The streets
04 10

The Streets None of Us Are Getting Out of This Life Alive Island

Technically None of Us Are Getting Out of This Life Alive is a mixtape, not an album, but few people other than Mike Skinner are likely to care about the distinction. A proper Streets album, we’re told, is in the works. It’s a shame, then, that Skinner would risk putting people off with a half-baked tape of zeitgeisty collabs.

Appearances from the likes of IDLES, Jimothy Lacoste, Ms Banks and Greentea Peng all look very on-trend on a tracklist, but it doesn’t translate to much beyond that in reality. Ms Banks offers an apt imitation of his languorous flow, and IDLES’ Joe Talbot has a voice fit for sloganeering, but otherwise the result is a stifling mismatch of pastiche and wasted opportunities. And it’s not as fun as it thinks it sounds.

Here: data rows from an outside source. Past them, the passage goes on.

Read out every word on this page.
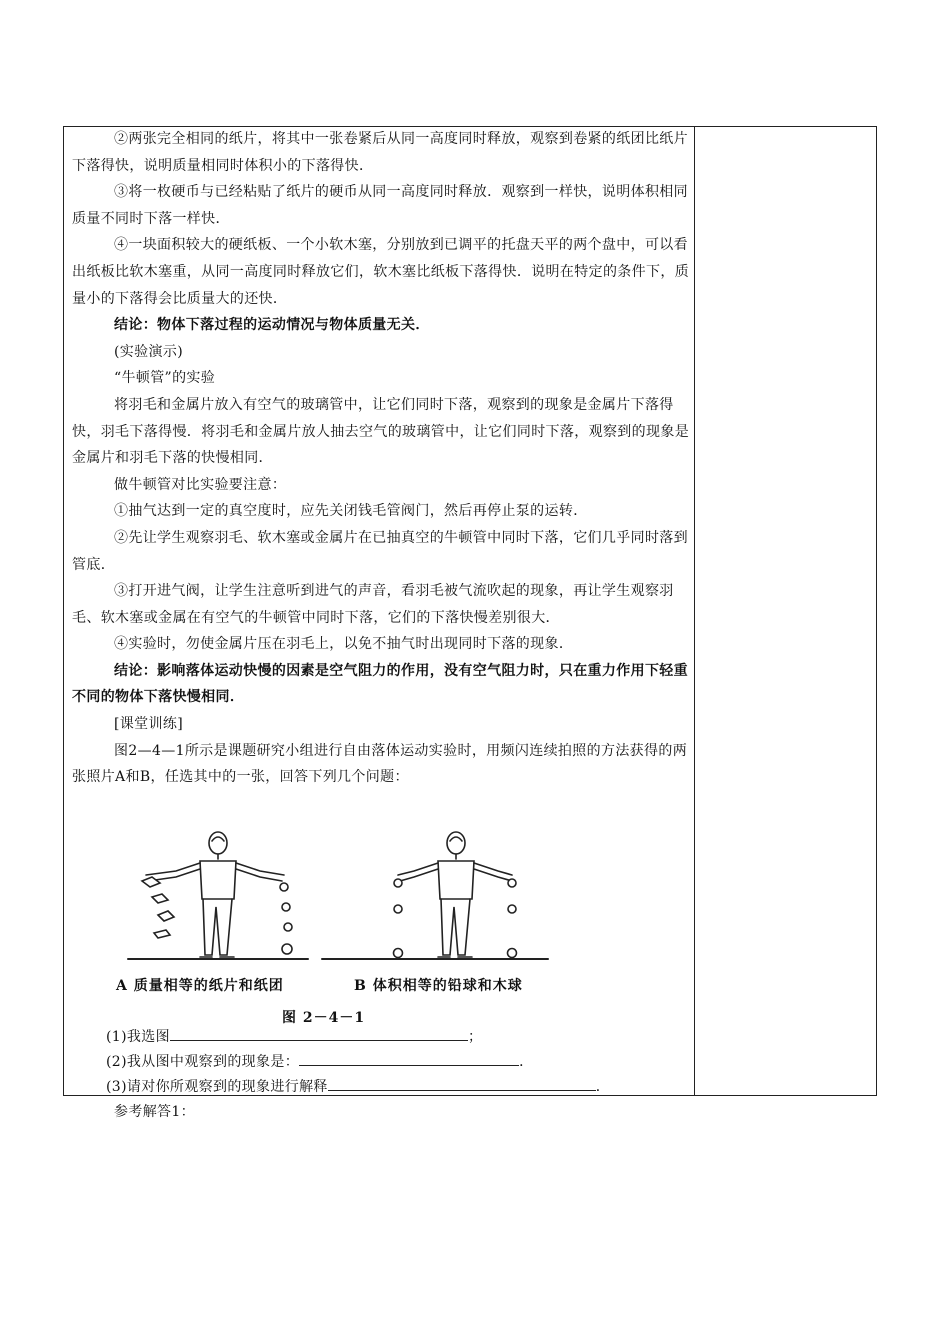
②两张完全相同的纸片，将其中一张卷紧后从同一高度同时释放，观察到卷紧的纸团比纸片下落得快，说明质量相同时体积小的下落得快．

③将一枚硬币与已经粘贴了纸片的硬币从同一高度同时释放．观察到一样快，说明体积相同质量不同时下落一样快．

④一块面积较大的硬纸板、一个小软木塞，分别放到已调平的托盘天平的两个盘中，可以看出纸板比软木塞重，从同一高度同时释放它们，软木塞比纸板下落得快．说明在特定的条件下，质量小的下落得会比质量大的还快．

结论：物体下落过程的运动情况与物体质量无关．

(实验演示)

“牛顿管”的实验

将羽毛和金属片放入有空气的玻璃管中，让它们同时下落，观察到的现象是金属片下落得快，羽毛下落得慢．将羽毛和金属片放人抽去空气的玻璃管中，让它们同时下落，观察到的现象是金属片和羽毛下落的快慢相同．

做牛顿管对比实验要注意：

①抽气达到一定的真空度时，应先关闭钱毛管阀门，然后再停止泵的运转．

②先让学生观察羽毛、软木塞或金属片在已抽真空的牛顿管中同时下落，它们几乎同时落到管底．

③打开进气阀，让学生注意听到进气的声音，看羽毛被气流吹起的现象，再让学生观察羽毛、软木塞或金属在有空气的牛顿管中同时下落，它们的下落快慢差别很大．

④实验时，勿使金属片压在羽毛上，以免不抽气时出现同时下落的现象．

结论：影响落体运动快慢的因素是空气阻力的作用，没有空气阻力时，只在重力作用下轻重不同的物体下落快慢相同．

[课堂训练]

图2—4—1所示是课题研究小组进行自由落体运动实验时，用频闪连续拍照的方法获得的两张照片A和B，任选其中的一张，回答下列几个问题：

A 质量相等的纸片和纸团	B 体积相等的铅球和木球
图 2－4－1
(1)我选图	；
(2)我从图中观察到的现象是：	．
(3)请对你所观察到的现象进行解释	．
参考解答1：
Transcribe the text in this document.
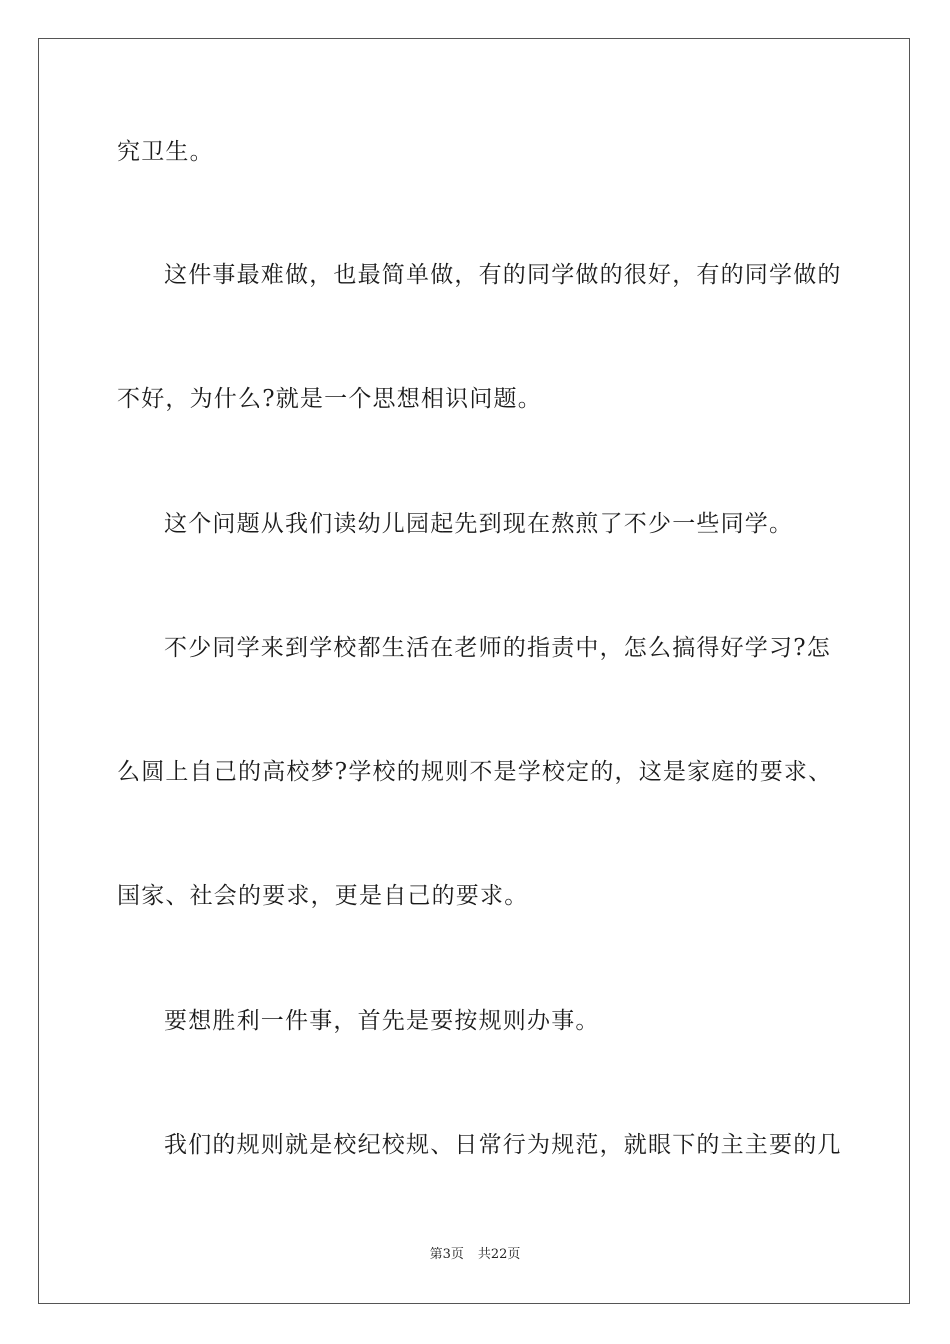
究卫生。
这件事最难做，也最简单做，有的同学做的很好，有的同学做的
不好，为什么?就是一个思想相识问题。
这个问题从我们读幼儿园起先到现在熬煎了不少一些同学。
不少同学来到学校都生活在老师的指责中，怎么搞得好学习?怎
么圆上自己的高校梦?学校的规则不是学校定的，这是家庭的要求、
国家、社会的要求，更是自己的要求。
要想胜利一件事，首先是要按规则办事。
我们的规则就是校纪校规、日常行为规范，就眼下的主主要的几
第3页 共22页
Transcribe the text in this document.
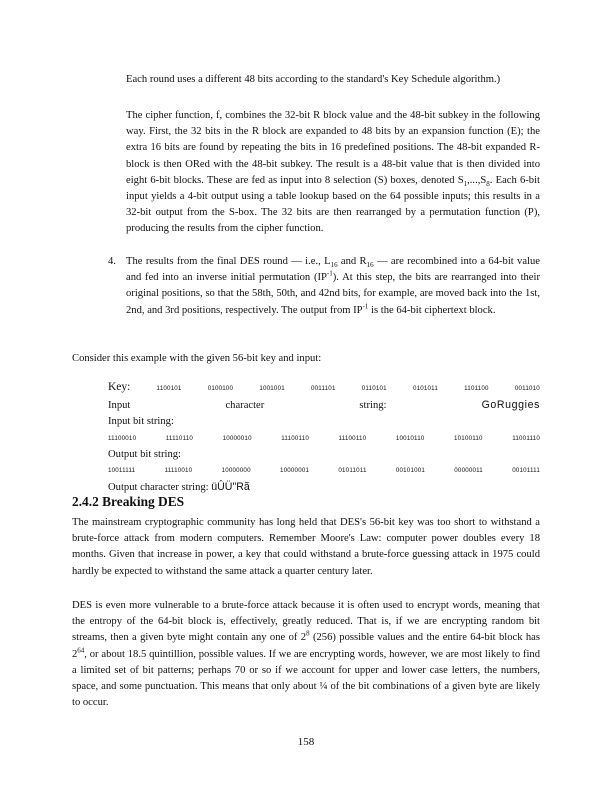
Each round uses a different 48 bits according to the standard's Key Schedule algorithm.)

The cipher function, f, combines the 32-bit R block value and the 48-bit subkey in the following way. First, the 32 bits in the R block are expanded to 48 bits by an expansion function (E); the extra 16 bits are found by repeating the bits in 16 predefined positions. The 48-bit expanded R-block is then ORed with the 48-bit subkey. The result is a 48-bit value that is then divided into eight 6-bit blocks. These are fed as input into 8 selection (S) boxes, denoted $S_1,...,S_8$. Each 6-bit input yields a 4-bit output using a table lookup based on the 64 possible inputs; this results in a 32-bit output from the S-box. The 32 bits are then rearranged by a permutation function (P), producing the results from the cipher function.

4. The results from the final DES round — i.e., $L_{16}$ and $R_{16}$ — are recombined into a 64-bit value and fed into an inverse initial permutation $(IP^{-1})$. At this step, the bits are rearranged into their original positions, so that the 58th, 50th, and 42nd bits, for example, are moved back into the 1st, 2nd, and 3rd positions, respectively. The output from $IP^{-1}$ is the 64-bit ciphertext block.

Consider this example with the given 56-bit key and input:

Key:	1100101	0100100	1001001	0011101	0110101	0101011	1101100	0011010
Input	character	string:	GoRuggies
Input bit string:
11100010	11110110	10000010	11100110	11100110	10010110	10100110	11001110
Output bit string:
10011111	11110010	10000000	10000001	01011011	00101001	00000011	00101111
Output character string: üÛÜ"Rã
2.4.2 Breaking DES

The mainstream cryptographic community has long held that DES's 56-bit key was too short to withstand a brute-force attack from modern computers. Remember Moore's Law: computer power doubles every 18 months. Given that increase in power, a key that could withstand a brute-force guessing attack in 1975 could hardly be expected to withstand the same attack a quarter century later.

DES is even more vulnerable to a brute-force attack because it is often used to encrypt words, meaning that the entropy of the 64-bit block is, effectively, greatly reduced. That is, if we are encrypting random bit streams, then a given byte might contain any one of $2^8$ (256) possible values and the entire 64-bit block has $2^{64}$, or about 18.5 quintillion, possible values. If we are encrypting words, however, we are most likely to find a limited set of bit patterns; perhaps 70 or so if we account for upper and lower case letters, the numbers, space, and some punctuation. This means that only about ¼ of the bit combinations of a given byte are likely to occur.

158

Skinner has always been adept at revealing bigger truths through the most straightforward turns of phrase – drawing drama, tension, and unfiltered emotion from the bland banalities of everyday life. But the thing is, if you don’t nail the first bit then all you’re left with are the bland banalities. Lines like “You know I’d give you my kidney, just don’t ever take my charger” and “Your mum has good genes, but dad’s are ripped” scan like vapid Instagram captions. Rather than passing the baton, Skinner finds himself surpassed by the likes of Hak Baker and Jesse James Solomon whose inner city storytelling feels a lot closer to the acute realities of life they depict.

Glints of brilliance – “She talks about her ex so much even I miss him” on You Can’t Afford Me – only make the experience more infuriating. The problem is, Skinner sounds like he’s trying too hard. When really we loved him for making it look so easy.